The Bad: Despite the wins and the second-half rejuvenation, Theodore's overall numbers never really earned him the same prestige as "elite" NHL goaltenders. His 2.81 GAA put him in the bottom third of all goalies, the 2nd highest GAA among starting goalies for playoff teams. He fared slightly better when it came to save percentage, .911 moving him into the middle of the pack but still trailing goalies having less-than-stellar seasons like Marty Turco and Tim Thomas.
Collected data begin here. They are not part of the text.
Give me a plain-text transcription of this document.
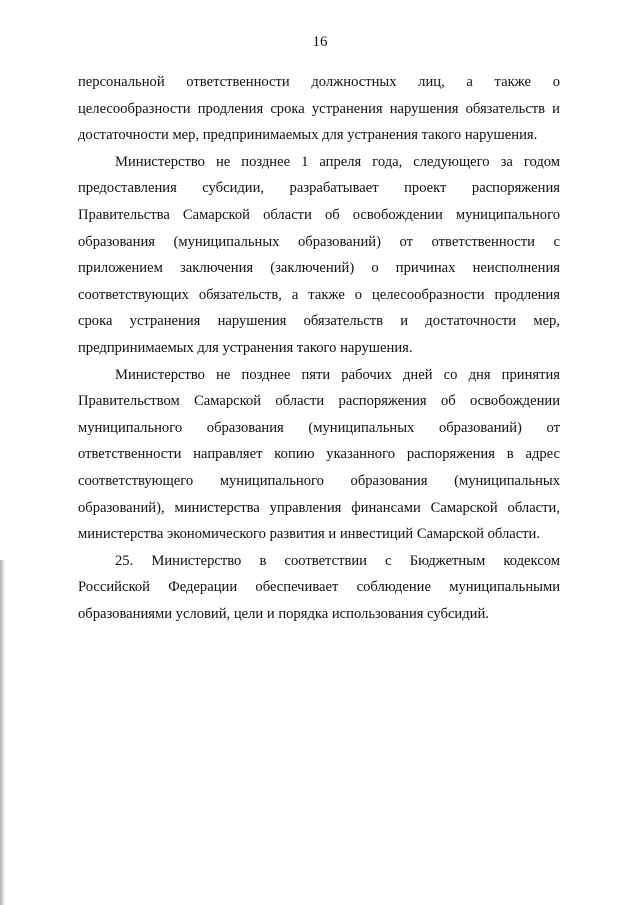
16

персональной ответственности должностных лиц, а также о
целесообразности продления срока устранения нарушения обязательств и
достаточности мер, предпринимаемых для устранения такого нарушения.

Министерство не позднее 1 апреля года, следующего за годом
предоставления субсидии, разрабатывает проект распоряжения
Правительства Самарской области об освобождении муниципального
образования (муниципальных образований) от ответственности с
приложением заключения (заключений) о причинах неисполнения
соответствующих обязательств, а также о целесообразности продления
срока устранения нарушения обязательств и достаточности мер,
предпринимаемых для устранения такого нарушения.

Министерство не позднее пяти рабочих дней со дня принятия
Правительством Самарской области распоряжения об освобождении
муниципального образования (муниципальных образований) от
ответственности направляет копию указанного распоряжения в адрес
соответствующего муниципального образования (муниципальных
образований), министерства управления финансами Самарской области,
министерства экономического развития и инвестиций Самарской области.

25. Министерство в соответствии с Бюджетным кодексом
Российской Федерации обеспечивает соблюдение муниципальными
образованиями условий, цели и порядка использования субсидий.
Many believe that your best penalty-killer is your goaltender; whether or not that's true, Theodore's .857 save percentage while shorthanded certainly didn't help the team's overall numbers (or his own) - although granted, the team often didn't do him any favors while down a man, either. And while his second half was stellar, the first half saw more of the inconsistency and mediocrity for which Theodore has been criticized in the past. In eleven of his first twenty-one games he put up a sub-.900 save percentage, allowing four or more goals six times during that stretch and 58 total.
Making him the playoff starter was a no-brainer heading into the postseason; regardless, he never really seemed to earn as long a leash from his coaching staff as that role would imply. Despite performing admirably in the playoff opener, he dropped Game 1 in overtime and was pulled after allowing two somewhat questionable goals on four shots in Game 2 - likely his last game in a Caps' jersey.
The Vote: Rate Theodore below on a scale of 1-10 (10 being the best) based on his performance relative to his potential and your expectations for the season - if he had the best year you could have imagined him having, give him a 10; if he more or less played as you expected he would, give him a 5 or a 6; if he had the worst year you could have imagined him having, give him a 1.
The Discussion: Regardless of recent reports, is there a price and term at which you would like to see Theodore back next year? How much of Theodore's success this season would you attribute to the team, and vice versa? What would it have taken for Theodore to earn a 10 rating this year?